Load-balancer Less Load Balancing

There's not a lot of information on CLUSTERIP on the Internet for some reason. It's an implementation of an older technique, made easier by an IPTables target extension.

The way CLUSTERIP works is fairly simple.

  1. Every member of the cluster is attached to the same [broadcast domain];
  2. Every member of the cluster is configured with the same multicast MAC address;
  3. Each member of the cluster then filters out incoming packets they don't think they should handle:
    1. In an exclusive manner with respect to other nodes (i.e., no other member of the cluster will handle the packet);
    2. And in an inclusive manner with respect to packets (i.e., when all the nodes of the cluster are up every packet will get handled by a node); also
    3. Using the following criteria normally:
      1. Based on source IP; or
      2. Based on source IP and source port; or
      3. Based on source IP and source port and dest port
    4. If a node is down, another node can notice and assume responsibility for its share of the incoming packets
  4. Outgoing packets are sent with the source IP and MAC address of the cluster, but the destination IP of the target and destination MAC address of the next-hop router (gateway)

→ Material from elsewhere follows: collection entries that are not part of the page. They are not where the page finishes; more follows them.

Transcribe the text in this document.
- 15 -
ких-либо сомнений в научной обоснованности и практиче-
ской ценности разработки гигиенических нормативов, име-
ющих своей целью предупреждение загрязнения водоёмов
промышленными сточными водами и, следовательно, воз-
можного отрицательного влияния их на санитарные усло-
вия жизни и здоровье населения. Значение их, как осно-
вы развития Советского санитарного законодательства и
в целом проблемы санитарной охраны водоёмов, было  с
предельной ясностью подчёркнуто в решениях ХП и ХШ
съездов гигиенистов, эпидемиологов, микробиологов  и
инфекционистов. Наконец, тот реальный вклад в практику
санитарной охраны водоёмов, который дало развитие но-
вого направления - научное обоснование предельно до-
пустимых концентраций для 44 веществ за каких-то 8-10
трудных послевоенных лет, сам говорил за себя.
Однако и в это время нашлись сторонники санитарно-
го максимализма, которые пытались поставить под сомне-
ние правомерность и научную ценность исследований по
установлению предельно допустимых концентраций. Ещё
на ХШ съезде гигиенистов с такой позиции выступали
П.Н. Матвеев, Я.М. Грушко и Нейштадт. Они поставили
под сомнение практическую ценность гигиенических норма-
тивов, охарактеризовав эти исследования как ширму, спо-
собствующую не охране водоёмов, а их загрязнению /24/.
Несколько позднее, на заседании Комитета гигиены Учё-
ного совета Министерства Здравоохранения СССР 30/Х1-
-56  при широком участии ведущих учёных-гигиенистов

From the above description, the major weakness of CLUSTERIP is shown. Incoming packets are replicated N times (for every member of the cluster), thus CLUSTERIP (when used alone, other higher layer techniques can sometimes mitigate this) cannot be used to load-balance incoming traffic bandwidth effectively. Outgoing traffic is unaffected and will be split as evenly as the load-balancing scheme permits.